スタッフエッセイ 2013年10月

学びの秋

窪田容子

この秋、いくつかの研修会に参加し、学びの豊かな時間を過ごすことができた。

9月の上旬には、東京で5日間開催された、トラウマ予防と外傷的出来事の危機介入法であるBasic-Phモデルのマスタートレーナーコースを受けた。また、9月の中旬には兵庫で6日間開催された、身体と神経系の統合をベースにしたトラウマ療法であるソマティック・エクスペリエンスのトレーニングを受けた。10月にも、単発の研修にも参加した。いずれも、多くの学びがあり、他の臨床家との交流もでき、有意義な時間であった。また研修会で知り合った人に、トラウマに関する別の技法のセッションを受けさせてもらう機会も得た。

心理療法に関わる研修会では、特定の心理療法の技法の習得をするための学びを深めると同時に、自分自身と向き合うことが少なからずある。

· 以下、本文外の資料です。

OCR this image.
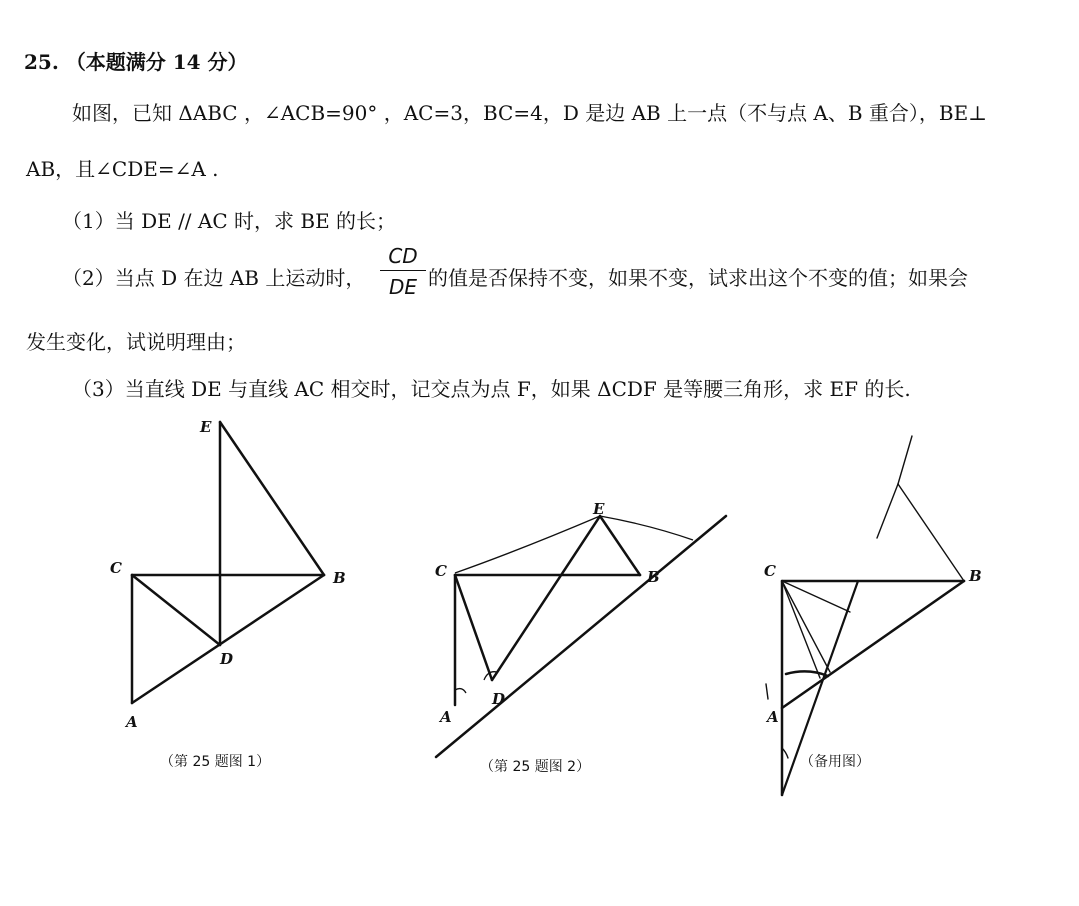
25. （本题满分 14 分）
如图，已知 ΔABC ，∠ACB=90° ，AC=3，BC=4，D 是边 AB 上一点（不与点 A、B 重合），BE⊥
AB，且∠CDE=∠A .
（1）当 DE // AC 时，求 BE 的长；
（2）当点 D 在边 AB 上运动时， $\frac{CD}{DE}$ 的值是否保持不变，如果不变，试求出这个不变的值；如果会
发生变化，试说明理由；
（3）当直线 DE 与直线 AC 相交时，记交点为点 F，如果 ΔCDF 是等腰三角形，求 EF 的长.
E
C
B
D
A
（第 25 题图 1）
E
C	B
D
A
（第 25 题图 2）
C	B
A
（备用图）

その技法を用いて、セラピスト役とクライエント役になってロールプレイをしたり、グループワークをしたり、実際にセッションを受けたりすることがあるため、その体験を通しても自分自身に目が向いていく。

Basic-Phモデルのコースは、開発者のムーリー・ラハド博士らによる、対人援助職者に対して危機時に必要な知識やスキル、メソッド等をトレーニングできる資格を得る集中トレーニングコースであった。Basic-Phは、コーピングの資源の頭文字であり、B−Belief(信念)、A− Affect(感情)、 S−Social(社会なもの・人とのつながり)、I−Imagination(想像力)、 C−Cognition(認知)、P― Physical(身体的なもの)を意味する。このモデルは、危機やストレス時のコーピング(対処)とレジリエンス(回復力)を多重に捉え直して活用するもので、アセスメント、支援、回復のどの段階においても活用できるものである。

Basic-Phでの様々なワークを通して、私自身は危機時には「信念」のチャンネルが優位となり、ストレス時には「社会的なもの、人とのつながり」のチャンネルを用い、また別の時には「感情」のチャンネルを用いる傾向があることに気づいた。これは、私には意外な発見でもあった。もっと「認知」のチャンネルを用いていると思っていたからだ。「認知」のチャンネルは普段の生活では、おそらくしばしば用いているものだが、危機時やストレス時には別のチャンネルが優位に働いている。また、自分自身のチャンネルの幅を広げるとすれば、「想像力」と「身体的なもの」のチャンネルということになるが、これには納得がいく。ここ数年、もっとつながりたいと思ってきたことと一致するからだ。ただ、これらのチャンネルとつながるためには、もう少し時間のゆとりを作り出す必要がある。焦らず、ゆっくりと、少しずつ、つながっていけたらと思っている。

どの研修も、なかなかハードなものであったが、自分自身のレジリエンスに気づくと共に、弱さや傷つきやすさにも向き合い、それらを抱えながらも努力してきたことを思い、自分に優しい気持ちにもなれた。研修会から帰った後には、一緒に学んだ人たちから「一緒に過ごせて、安心できた」「いつも心地よい気持ちにしてもらえてありがとう」などのメールがいくつか届いて、あたたかい気持ちになった。私自身、人として弱さや傷つきやすさを抱えながら、人のあたたかさに支えられて今がある。そのことに感謝しながら、学んだことを糧に、今後も丁寧に、人にそして自分自身に向き合っていきたいと思う。

そして、この秋、さらに学びを深めていきたいと思っている。